Consider the function:
$$F(x) = \int_{0}^{\infty} e^{-xt}\frac{\sin(t)}{t}dt$$
Here $x \in \mathbb{R}^{+}$. I want to use the dominated convergence theorem to show that:
$$\lim_{x \to \infty} F(x) = \lim_{x \to \infty} \int_{0}^{\infty} e^{-xt}\frac{\sin(t)}{t}dt = \int_{0}^{\infty} \lim_{x \to \infty} e^{-xt}\frac{\sin(t)}{t}dt = 0$$
So to get the limit in the integral, there are $2$ conditions. First, the sequence of integrable functions $f_x(t) = e^{-xt}\frac{\sin(t)}{t} $ needs to converge to $f(t) = 0$ for $x \to \infty$, which is satisfied. Secondly, you need to estimate the function $f_x(t)$ from above so that:
$$|f_x(t)| \leq g(t)$$
Here $g: \mathbb{R} \to [0, \infty]$ is a integrable function.
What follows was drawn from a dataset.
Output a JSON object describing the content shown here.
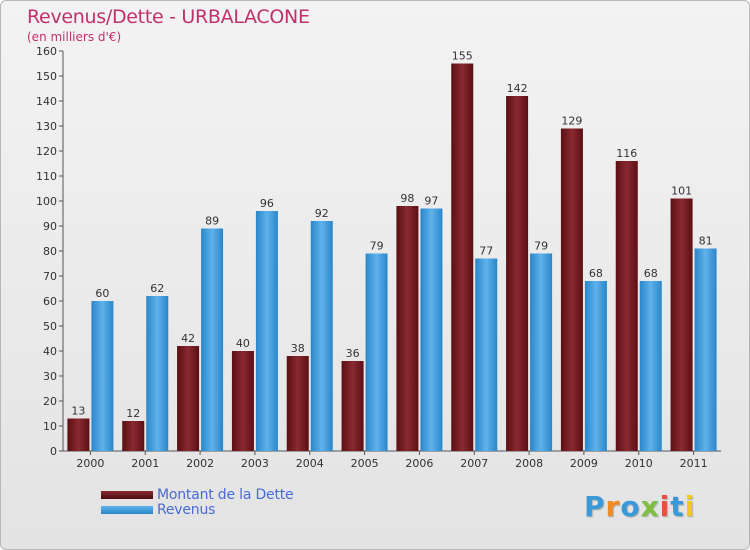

In this case we get:
$$|f_x(t)| = |e^{-xt}\frac{\sin(t)}{t}| \leq |e^{-xt}| \leq g(t) $$
The problem is, is that I can't find a function $g(t)$ which fulfills this condition and is independent of $x$. If such a $g(t)$ exists, then we can use the dominated convergence theorem.
Best Answer
Hint: Since we are taking limit as $x\to \infty$, we can assume that $x\ge 1$. Observe that $$ e^{-xt}\leq e^{-t} $$ for all $x\geq 1$.